Près de la moitié des personnes ne pratiquant pas d’activité sportive déclare ne souhaiter en pratiquer aucune. Réel déni ? Démotivation ? Peur du regard des autres ? Le prétexte du handicap pourrait être levé par l’utilisation d’équipements adaptés, or ces équipements sont rares et surtout coûteux. Les difficultés financières, citées par 11 % des personnes ne pratiquant pas d’activité sportive, représentent en réalité un frein bien plus important à la pratique sportive qu’il n’y paraît.
Séjours de vacances
| 86% des personnes interrogées déclarent partir en vacances au moins une fois par an | 14% des personnes interrogées déclarent ne jamais partir en vacances |
| 71% des personnes partant en vacances
déclarent être confrontées à des difficultés
pour partir ou durant leur séjour. Les difficultés rencontrées * : - besoin d’accompagnement : 52 % - tarifs trop élevés : 45 % - difficulté à trouver un lieu d’accueil adapté : 24 % - difficulté à trouver un moyen de transport adapté : 21 % * Total supérieur à 100. Plusieurs réponses possibles | Les 3 raisons les plus invoquées * : - difficultés financières : 67 % - impossibilité de voyager sans accompagnement : 33 % * Plusieurs réponses possibles |
Si une grande majorité des personnes interrogées partent en vacances au moins une fois par an, elles sont 71 % à être confrontées à des difficultés pour partir en vacances ou durant leur séjour. Ces difficultés (besoin d’accompagnement et difficultés financières) sont d’ailleurs les mêmes que celles invoquées par les personnes ne partant pas en vacances. Difficultés également relevées par Christian : « Prenez l’exemple des gares TGV, c’est très difficile de voyager, il vaut mieux se faire accompagner. Moi je constate qu’il y a quelques années je voyageais toujours seul pour me rendre chez la famille ou chez des amis par le train à travers la France. Maintenant je demande à être accompagné plus fréquemment. Et je sais que ce n’est pas toujours facile. » (De la lucidité à l’espérance, Regards croisés sur le handicap, www.koinai.net).
Les personnes interrogées déclarent également éprouver des difficultés à trouver un lieu d’accueil adapté. Pour faciliter les séjours de vacances des personnes handicapées, l’Association Tourisme et Handicap a créé un label « Tourisme et Handicap » [5]. Il s’adresse aux professionnels du tourisme et prestataires de services qui souhaitent ouvrir leurs établissements ou leurs sites au public le plus large. Il concerne :
- les hébergements : hôtels, villages de vacances, maisons familiales, chambres d’hôtes, centres d’accueil de jeunes, auberges de jeunesse, résidences de tourisme, locations de meublés et de gîtes, campings, ....
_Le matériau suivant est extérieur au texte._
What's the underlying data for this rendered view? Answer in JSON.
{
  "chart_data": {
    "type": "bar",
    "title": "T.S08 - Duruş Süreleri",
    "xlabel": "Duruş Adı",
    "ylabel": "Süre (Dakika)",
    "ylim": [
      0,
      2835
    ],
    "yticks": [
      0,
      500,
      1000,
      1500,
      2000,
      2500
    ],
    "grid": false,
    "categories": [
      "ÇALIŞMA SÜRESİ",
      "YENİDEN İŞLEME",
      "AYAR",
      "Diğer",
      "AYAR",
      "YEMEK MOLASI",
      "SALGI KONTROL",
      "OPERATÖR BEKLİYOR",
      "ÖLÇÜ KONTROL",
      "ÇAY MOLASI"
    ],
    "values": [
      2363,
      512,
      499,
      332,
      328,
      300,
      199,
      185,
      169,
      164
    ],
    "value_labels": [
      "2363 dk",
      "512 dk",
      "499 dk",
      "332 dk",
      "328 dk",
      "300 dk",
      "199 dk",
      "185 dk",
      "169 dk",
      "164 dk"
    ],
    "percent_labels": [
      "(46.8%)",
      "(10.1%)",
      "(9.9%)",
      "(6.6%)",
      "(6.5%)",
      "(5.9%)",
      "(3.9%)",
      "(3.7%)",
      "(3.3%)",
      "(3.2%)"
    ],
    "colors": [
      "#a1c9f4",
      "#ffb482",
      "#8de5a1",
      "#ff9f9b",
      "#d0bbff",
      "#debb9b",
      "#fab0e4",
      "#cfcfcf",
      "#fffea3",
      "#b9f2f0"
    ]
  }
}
- la restauration : restaurants, bars, brasseries, fermes auberges...
- les sites touristiques : monuments, musées, salles d’exposition, châteaux, sites remarquables, jardins... - les sites de loisirs : parc à thème, salles de spectacles, équipements sportifs et récréatifs, piscines et équipements balnéaires, bases de loisirs, salles de sport...
L’évaluation repose sur un cahier des charges très précis, qui détermine la largeur des portes, la hauteur des interrupteurs, des barres, des axes de rotation, des points de transferts, les aménagements requis dans la salle de bains...
A ce jour, dans les Bouches-du-Rhône, 82 structures et équipements touristiques sont entrés dans la démarche Tourisme et Handicap et 12 sont labellisés.
Une autre difficulté rencontrée par les personnes interrogées concerne les moyens de transport. La SNCF se targue d’offrir de nombreuses facilités aux personnes handicapées. Mais les prestations varient d’une gare à l’autre. Ainsi, certains parcours ne sont pas desservis par des trains permettant la réservation d’un espace dédié à un fauteuil roulant. Il faut alors se rendre en gare (sic !) pour bénéficier d’une prise en charge personnalisée. Le service Minitel ne permet pas de bénéficier actuellement des avantages liés à la carte d’invalidité ou encore de réserver l’espace dédié aux fauteuils roulants. A Marseille, la Gare Saint-Charles bénéficie néanmoins d’un certain nombre d’équipements pour les personnes handicapées : emplacements de parkings aménagés, cabines téléphoniques surbaissées, fauteuils roulants, ascenseurs, toilettes aménagées, bande d’éveil de vigilance.
Lors de l’enquête, d’autres difficultés quant au transport des personnes handicapées nous ont été signalées, comme le refus d’embarquement par une compagnie aérienne.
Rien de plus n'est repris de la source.